Вскоре Пинегин обнаружил на кусте елгуна клочок трикотажной майки, забрызганный кровью.
— Понятно, да? — сказал, строго доглядывая то на меня, то на Симоняна. — В общем, я так думаю: профессора и его помощников захватили бандиты. А вот на ту сторону угнать их, пожалуй, не успели. Днем они не пойдут, с пограничных вышек заметить могут… Но ночью обязательно двинутся. Надо торопиться…
— Тревогу поднимать будем? — спросил Симонян, снимая с плеча винтовку.
— Нельзя. Спугнем раньше времени…
Мы двинулись «ощупью», заглядывая в каждую земную складку, под каждый куст колючего бурьяна, с подозрением поглядывали на свежие следы и ждали.
А солнце жарит наши спины, винтовки, и шашки огнем пышут — прикоснуться нельзя. От горячих стремян ноги ноют. Студеной водички бы, только где тут — кругом солончак да горелая трава торчит рыжей щетиной и тихо похрустывает под копытами лошадей.
Время за полдень перевалило. Вдруг Пинегин подал сигнал, а сам кубарем скатился с коня. Тут и мы увидели на пригорке, возле заброшенного колодца, рваный, в больших пестрых заплатах шатер. В стороне табунком стояли лошади, хвостами отбиваясь от слепней… А еще подальше верблюд лежал.

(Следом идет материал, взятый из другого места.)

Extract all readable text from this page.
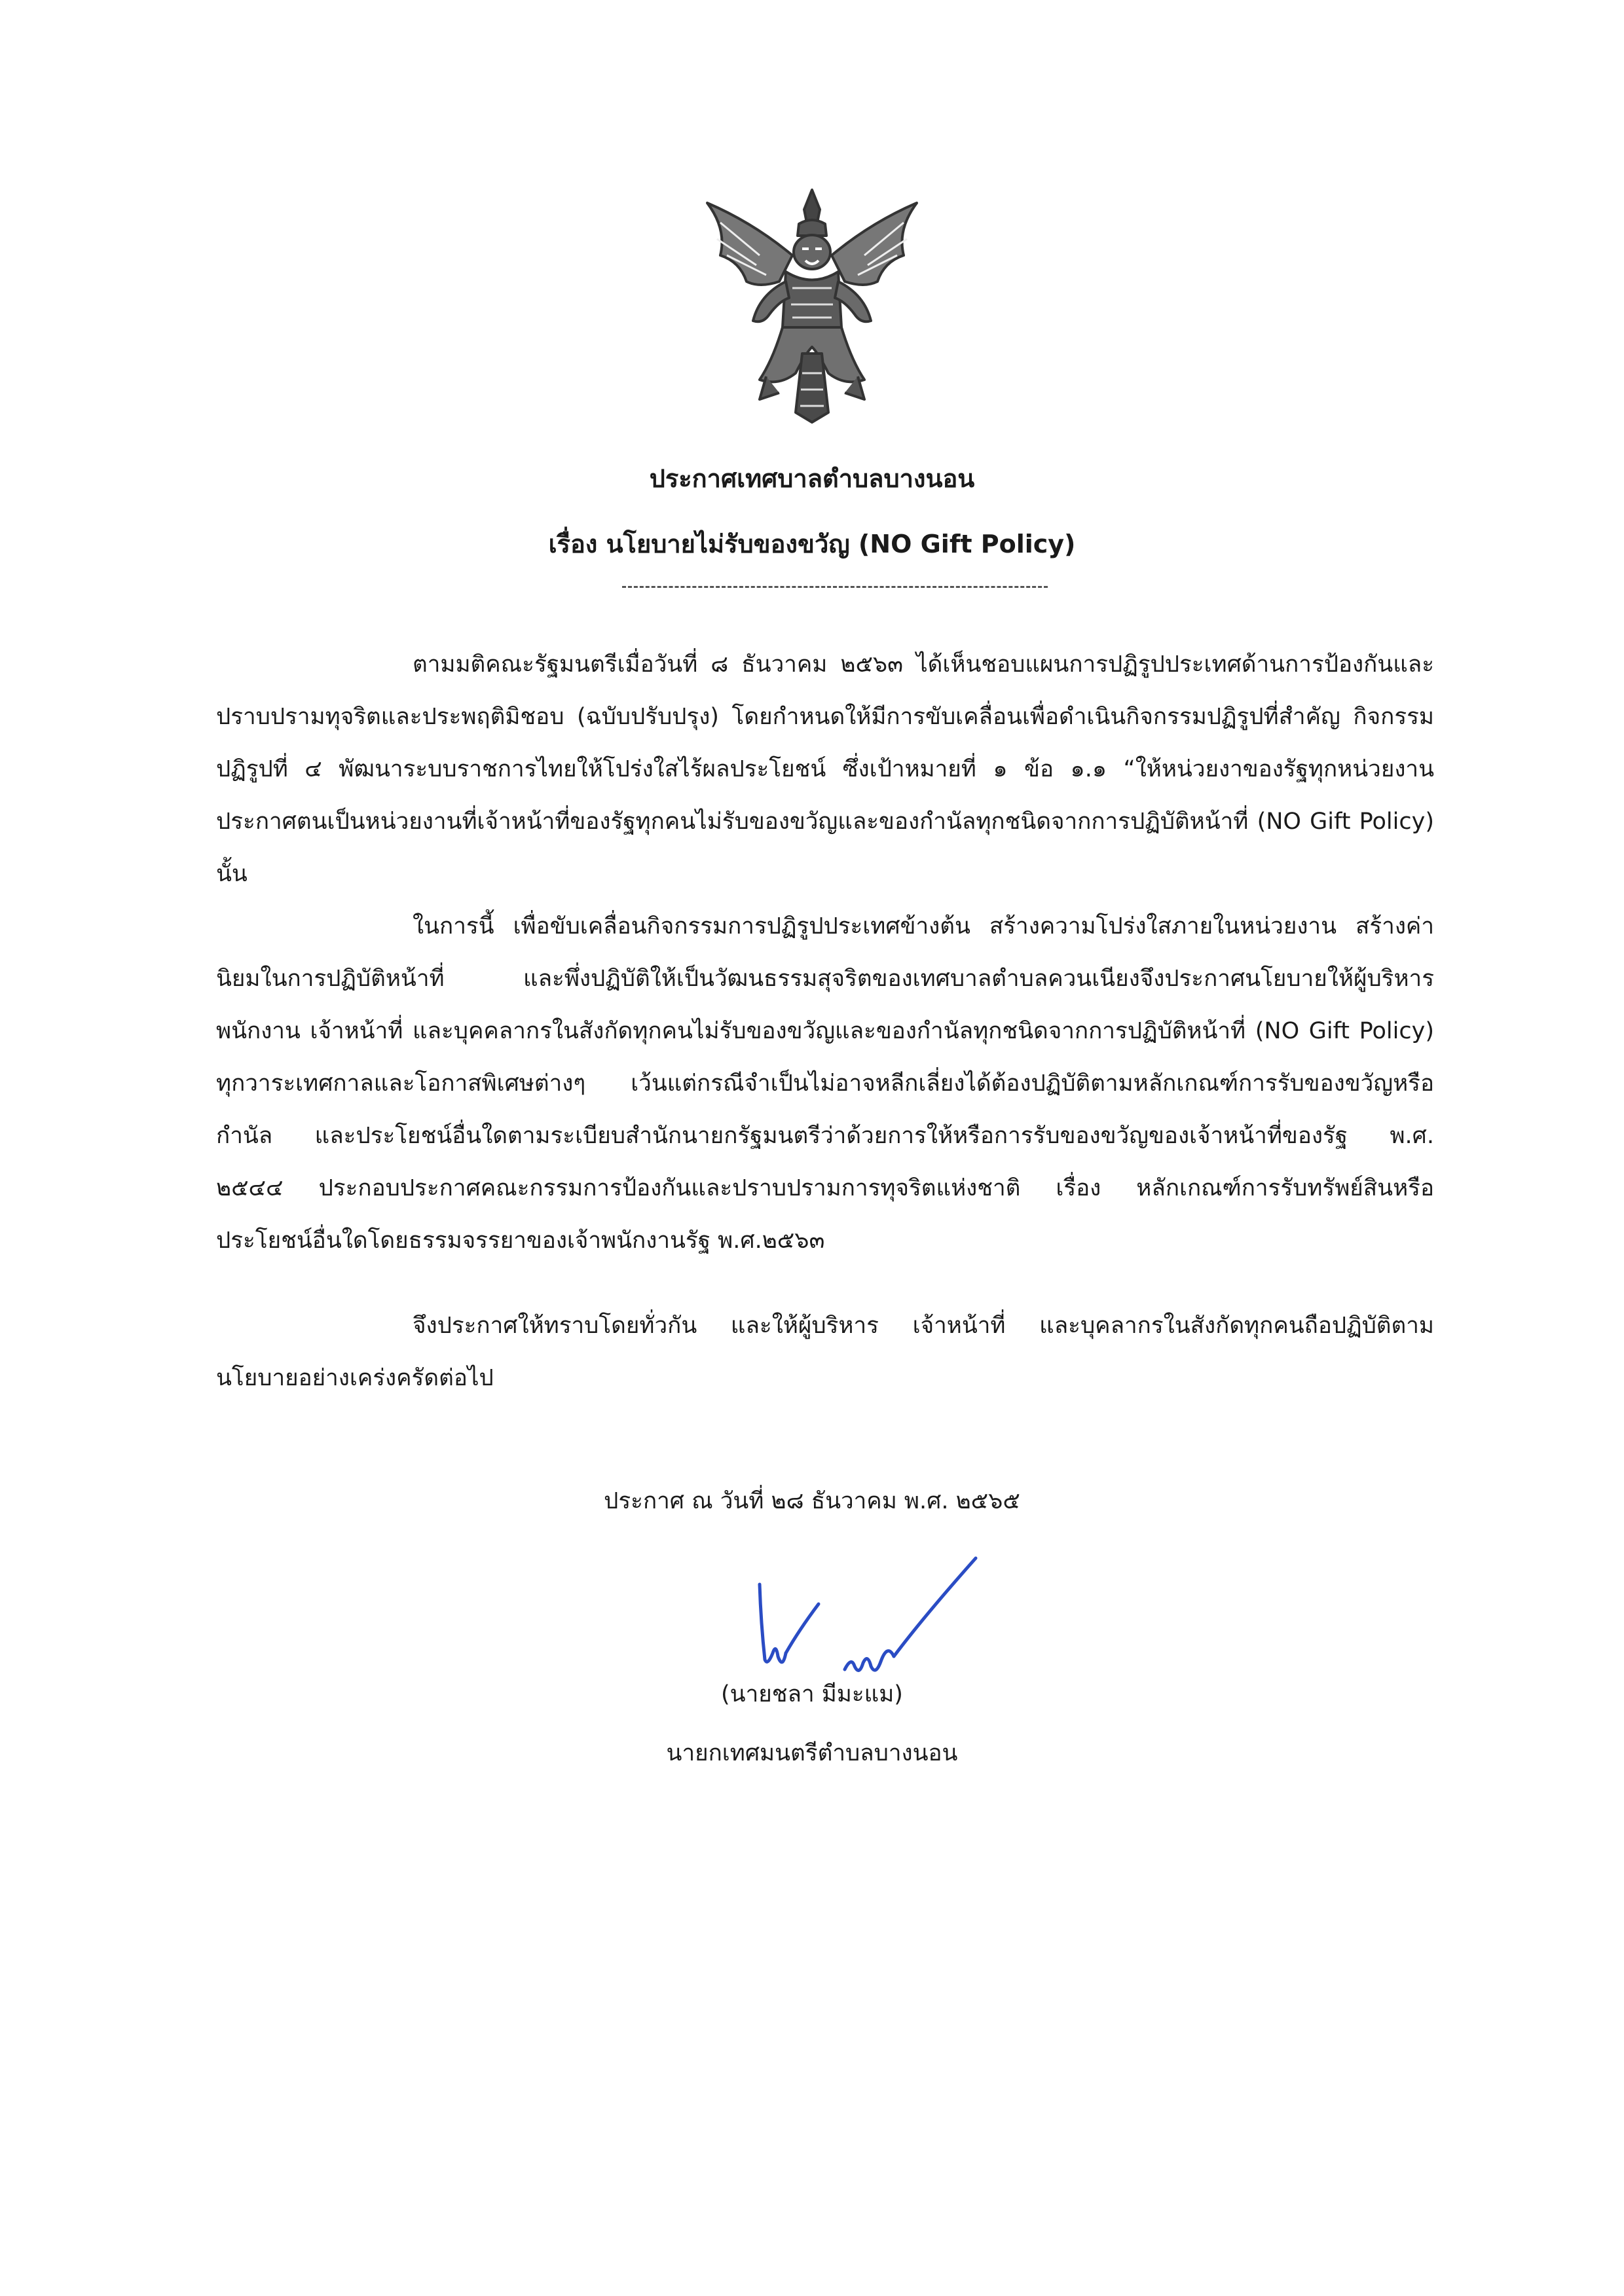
ประกาศเทศบาลตำบลบางนอน
เรื่อง นโยบายไม่รับของขวัญ (NO Gift Policy)
ตามมติคณะรัฐมนตรีเมื่อวันที่ ๘ ธันวาคม ๒๕๖๓ ได้เห็นชอบแผนการปฏิรูปประเทศด้านการป้องกันและปราบปรามทุจริตและประพฤติมิชอบ (ฉบับปรับปรุง) โดยกำหนดให้มีการขับเคลื่อนเพื่อดำเนินกิจกรรมปฏิรูปที่สำคัญ กิจกรรมปฏิรูปที่ ๔ พัฒนาระบบราชการไทยให้โปร่งใสไร้ผลประโยชน์ ซึ่งเป้าหมายที่ ๑ ข้อ ๑.๑ “ให้หน่วยงาของรัฐทุกหน่วยงานประกาศตนเป็นหน่วยงานที่เจ้าหน้าที่ของรัฐทุกคนไม่รับของขวัญและของกำนัลทุกชนิดจากการปฏิบัติหน้าที่ (NO Gift Policy) นั้น
ในการนี้ เพื่อขับเคลื่อนกิจกรรมการปฏิรูปประเทศข้างต้น สร้างความโปร่งใสภายในหน่วยงาน สร้างค่านิยมในการปฏิบัติหน้าที่ และพึ่งปฏิบัติให้เป็นวัฒนธรรมสุจริตของเทศบาลตำบลควนเนียงจึงประกาศนโยบายให้ผู้บริหาร พนักงาน เจ้าหน้าที่ และบุคคลากรในสังกัดทุกคนไม่รับของขวัญและของกำนัลทุกชนิดจากการปฏิบัติหน้าที่ (NO Gift Policy) ทุกวาระเทศกาลและโอกาสพิเศษต่างๆ เว้นแต่กรณีจำเป็นไม่อาจหลีกเลี่ยงได้ต้องปฏิบัติตามหลักเกณฑ์การรับของขวัญหรือกำนัล และประโยชน์อื่นใดตามระเบียบสำนักนายกรัฐมนตรีว่าด้วยการให้หรือการรับของขวัญของเจ้าหน้าที่ของรัฐ พ.ศ. ๒๕๔๔ ประกอบประกาศคณะกรรมการป้องกันและปราบปรามการทุจริตแห่งชาติ เรื่อง หลักเกณฑ์การรับทรัพย์สินหรือประโยชน์อื่นใดโดยธรรมจรรยาของเจ้าพนักงานรัฐ พ.ศ.๒๕๖๓
จึงประกาศให้ทราบโดยทั่วกัน และให้ผู้บริหาร เจ้าหน้าที่ และบุคลากรในสังกัดทุกคนถือปฏิบัติตามนโยบายอย่างเคร่งครัดต่อไป
ประกาศ ณ วันที่ ๒๘ ธันวาคม พ.ศ. ๒๕๖๕
(นายชลา มีมะแม)
นายกเทศมนตรีตำบลบางนอน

— Вот они! — вырвалось у Пинегина. А Симонян уже успел лошадей пересчитать.
— Восемнадцать плюс профессорская… Восемнадцать сабель… — и сверкнув на меня своими черными глазами, тихо закончил: — А у нас три…
Пинегин глядел на бугор и, казалось, весь был поглощен этим.

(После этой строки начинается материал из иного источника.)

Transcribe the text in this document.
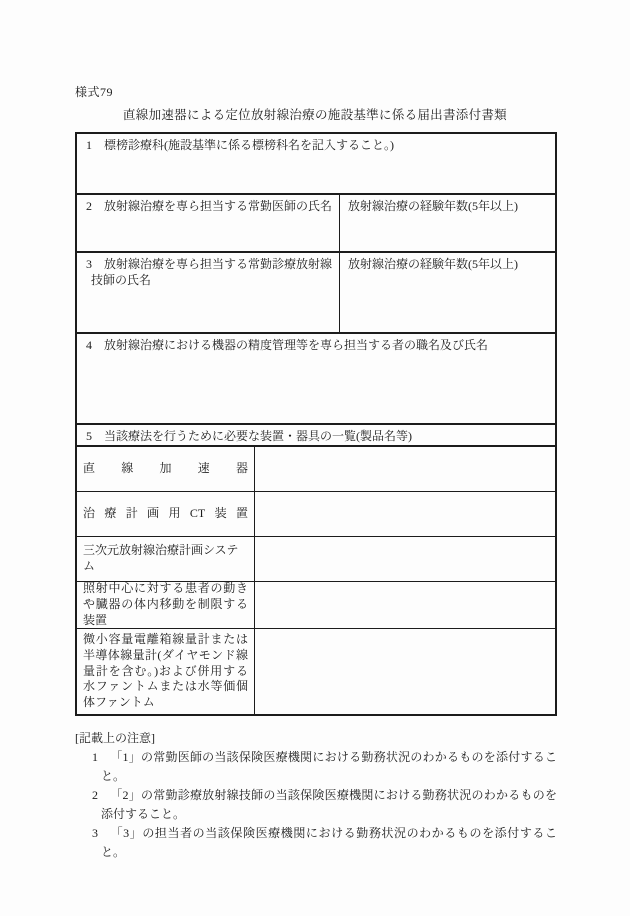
様式79
直線加速器による定位放射線治療の施設基準に係る届出書添付書類
1 標榜診療科(施設基準に係る標榜科名を記入すること。)
2 放射線治療を専ら担当する常勤医師の氏名	放射線治療の経験年数(5年以上)
3 放射線治療を専ら担当する常勤診療放射線技師の氏名
放射線治療の経験年数(5年以上)
4 放射線治療における機器の精度管理等を専ら担当する者の職名及び氏名
5 当該療法を行うために必要な装置・器具の一覧(製品名等)
直線加速器
治療計画用CT装置
三次元放射線治療計画システム
照射中心に対する患者の動きや臓器の体内移動を制限する装置
微小容量電離箱線量計または半導体線量計(ダイヤモンド線量計を含む。)および併用する水ファントムまたは水等価個体ファントム
[記載上の注意]
1 「1」の常勤医師の当該保険医療機関における勤務状況のわかるものを添付すること。
2 「2」の常勤診療放射線技師の当該保険医療機関における勤務状況のわかるものを添付すること。
3 「3」の担当者の当該保険医療機関における勤務状況のわかるものを添付すること。
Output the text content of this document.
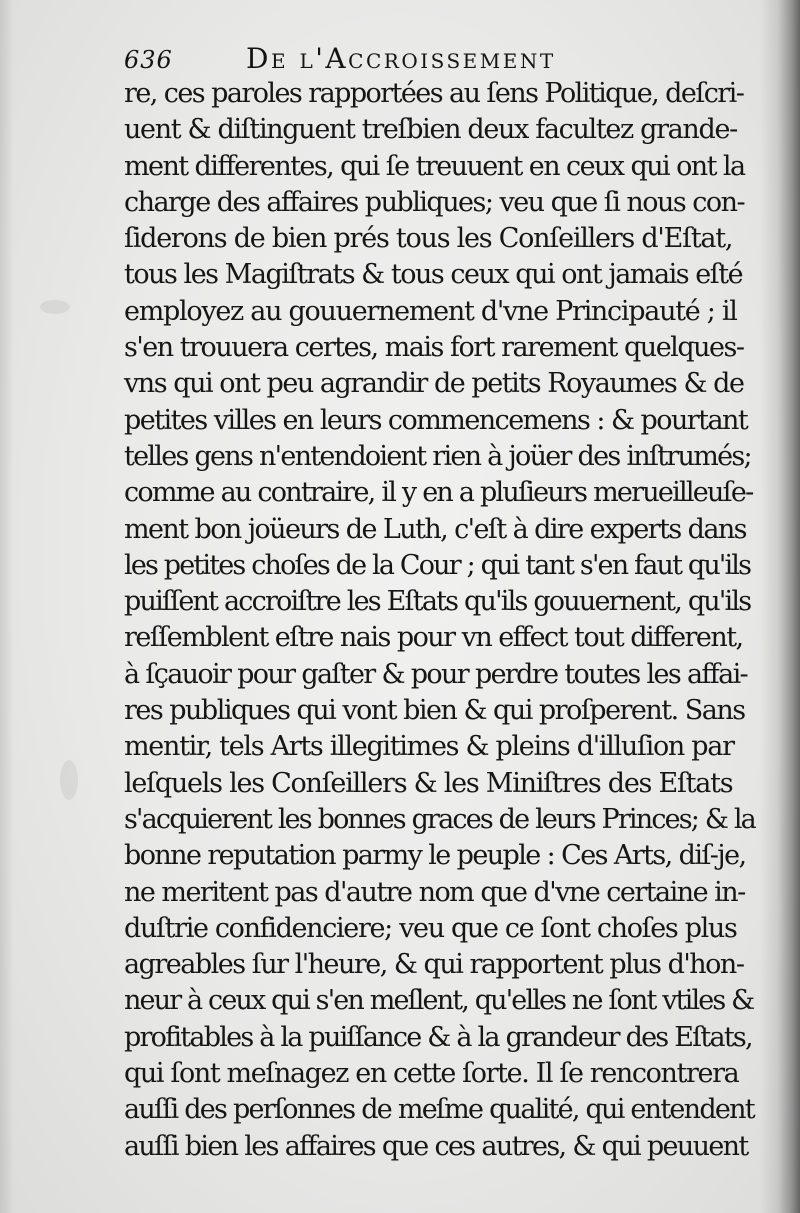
636	De l'Accroissement
re, ces paroles rapportées au ſens Politique, deſcri-
uent & diſtinguent treſbien deux facultez grande-
ment differentes, qui ſe treuuent en ceux qui ont la
charge des affaires publiques; veu que ſi nous con-
ſiderons de bien prés tous les Conſeillers d'Eſtat,
tous les Magiſtrats & tous ceux qui ont jamais eſté
employez au gouuernement d'vne Principauté ; il
s'en trouuera certes, mais fort rarement quelques-
vns qui ont peu agrandir de petits Royaumes & de
petites villes en leurs commencemens : & pourtant
telles gens n'entendoient rien à joüer des inſtrumés;
comme au contraire, il y en a pluſieurs merueilleuſe-
ment bon joüeurs de Luth, c'eſt à dire experts dans
les petites choſes de la Cour ; qui tant s'en faut qu'ils
puiſſent accroiſtre les Eſtats qu'ils gouuernent, qu'ils
reſſemblent eſtre nais pour vn effect tout different,
à ſçauoir pour gaſter & pour perdre toutes les affai-
res publiques qui vont bien & qui proſperent. Sans
mentir, tels Arts illegitimes & pleins d'illuſion par
leſquels les Conſeillers & les Miniſtres des Eſtats
s'acquierent les bonnes graces de leurs Princes; & la
bonne reputation parmy le peuple : Ces Arts, diſ-je,
ne meritent pas d'autre nom que d'vne certaine in-
duſtrie confidenciere; veu que ce ſont choſes plus
agreables ſur l'heure, & qui rapportent plus d'hon-
neur à ceux qui s'en meſlent, qu'elles ne ſont vtiles &
profitables à la puiſſance & à la grandeur des Eſtats,
qui ſont meſnagez en cette ſorte. Il ſe rencontrera
auſſi des perſonnes de meſme qualité, qui entendent
auſſi bien les affaires que ces autres, & qui peuuent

— Возле коней дневального поставили, — делился он своими наблюдениями. — Спят, значит, негодяи, притомились… А пленники как будто возле верблюда лежат, связаны, конечно… Д-да, многовато их. Как, Вьюга, а? — спросил он меня.
А что я могу сказать? Сердце к самому, горлу поднимается, страшновато.
— Ежели бы коня подковать, это я в один миг сделаю и с полным моим удовольствием, а в таком деле, товарищ командир, затрудняюсь.
— Затрудняться не надо. Ты ведь не просто кузнец, в первую голову — пограничник. Правильно?